Only person Graybrow ever knew that rode up to the Clay family spread and rode back down again was Jackson Dirker. Dirker made himself pretty clear on the subject of the Clay’s: Long as they obeyed the law, he couldn’t run ‘em out of town, but they so much as spit on the sidewalk, he would ride a posse up into the hills and burn the lot of ‘em out.

No, there wasn’t many of them left…but one of them happened to be Virgil Clay’s old man, Elijah, and he was plenty. Graybrow told him to imagine Virgil, but bigger, meaner, just as crude and coarse as a rutting hog…a hog that ate raw meat and shit razor blades, thought that roasting babies on a spit was how you whiled away a slow Sunday afternoon.

“ That bad, eh?”

“ Bad Medicine,” Graybrow told him. “When an injun says that-“

“ Yeah, I know.”

Cabe figured none of this was good news. If he got out of this mess, the Clay clan might come gunning for him. He’d better watch his back. Course, Dirker might find it amusing-one crazy Southerner hunting down another.

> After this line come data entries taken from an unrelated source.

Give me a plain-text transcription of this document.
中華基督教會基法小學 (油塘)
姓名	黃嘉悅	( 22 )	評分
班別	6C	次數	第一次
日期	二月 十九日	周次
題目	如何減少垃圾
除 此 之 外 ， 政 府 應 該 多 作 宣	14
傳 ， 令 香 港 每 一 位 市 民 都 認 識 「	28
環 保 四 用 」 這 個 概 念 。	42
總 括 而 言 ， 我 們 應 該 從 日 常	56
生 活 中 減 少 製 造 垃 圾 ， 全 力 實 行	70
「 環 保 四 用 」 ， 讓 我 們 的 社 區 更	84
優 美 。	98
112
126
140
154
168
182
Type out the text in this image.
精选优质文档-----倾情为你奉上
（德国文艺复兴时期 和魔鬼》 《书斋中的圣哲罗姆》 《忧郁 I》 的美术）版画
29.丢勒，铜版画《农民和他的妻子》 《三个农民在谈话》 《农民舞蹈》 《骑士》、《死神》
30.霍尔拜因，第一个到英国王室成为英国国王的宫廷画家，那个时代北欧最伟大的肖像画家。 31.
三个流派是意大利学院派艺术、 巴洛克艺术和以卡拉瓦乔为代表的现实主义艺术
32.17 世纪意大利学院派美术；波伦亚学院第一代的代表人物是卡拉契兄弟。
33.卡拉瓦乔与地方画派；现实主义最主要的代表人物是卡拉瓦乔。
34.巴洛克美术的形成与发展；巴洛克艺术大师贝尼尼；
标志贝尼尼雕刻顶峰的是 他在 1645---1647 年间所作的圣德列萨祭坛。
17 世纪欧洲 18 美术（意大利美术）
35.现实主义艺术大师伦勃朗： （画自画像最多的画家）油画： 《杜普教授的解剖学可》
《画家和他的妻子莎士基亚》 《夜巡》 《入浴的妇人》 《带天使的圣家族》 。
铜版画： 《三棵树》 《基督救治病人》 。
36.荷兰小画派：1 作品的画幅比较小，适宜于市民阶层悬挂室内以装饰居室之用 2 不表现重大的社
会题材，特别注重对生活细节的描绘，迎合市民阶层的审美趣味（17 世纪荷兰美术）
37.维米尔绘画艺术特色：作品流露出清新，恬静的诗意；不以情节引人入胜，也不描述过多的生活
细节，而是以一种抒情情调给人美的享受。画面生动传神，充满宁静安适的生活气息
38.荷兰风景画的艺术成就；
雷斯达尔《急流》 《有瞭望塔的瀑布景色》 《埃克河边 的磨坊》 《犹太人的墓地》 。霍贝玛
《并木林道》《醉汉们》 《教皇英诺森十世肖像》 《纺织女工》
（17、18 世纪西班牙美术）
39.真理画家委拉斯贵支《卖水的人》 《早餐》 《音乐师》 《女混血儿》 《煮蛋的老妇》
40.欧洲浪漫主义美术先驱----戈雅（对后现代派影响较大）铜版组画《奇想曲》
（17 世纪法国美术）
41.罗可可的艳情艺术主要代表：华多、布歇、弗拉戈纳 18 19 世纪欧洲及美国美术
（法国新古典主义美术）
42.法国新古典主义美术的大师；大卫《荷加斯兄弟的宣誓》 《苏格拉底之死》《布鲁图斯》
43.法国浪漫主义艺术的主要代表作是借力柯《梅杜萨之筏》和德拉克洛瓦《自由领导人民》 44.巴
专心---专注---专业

“ But, you know, Tyler Cabe, I’m an injun and sometimes we do go on. I got a good imagination,” he said. “I can read, you know that? I like reading them dime novels and I know everything they say is true. All those stories of redskins attacking wagon trains and kidnapping white women and children…just a shame. I know whites would never kill and burn like that. It’s a good thing the white man came out here and sorted out all us heathen red devils. I’m truly thankful for it.”

Cabe ignored that, lighting another cigarette. “Well, tomorrow, the next day,” he said, “you see that sumbitch Elijah Clay riding in after me, you let me know.”

“ I will…if I’m sober.”

Cabe asked him what he was locked up for.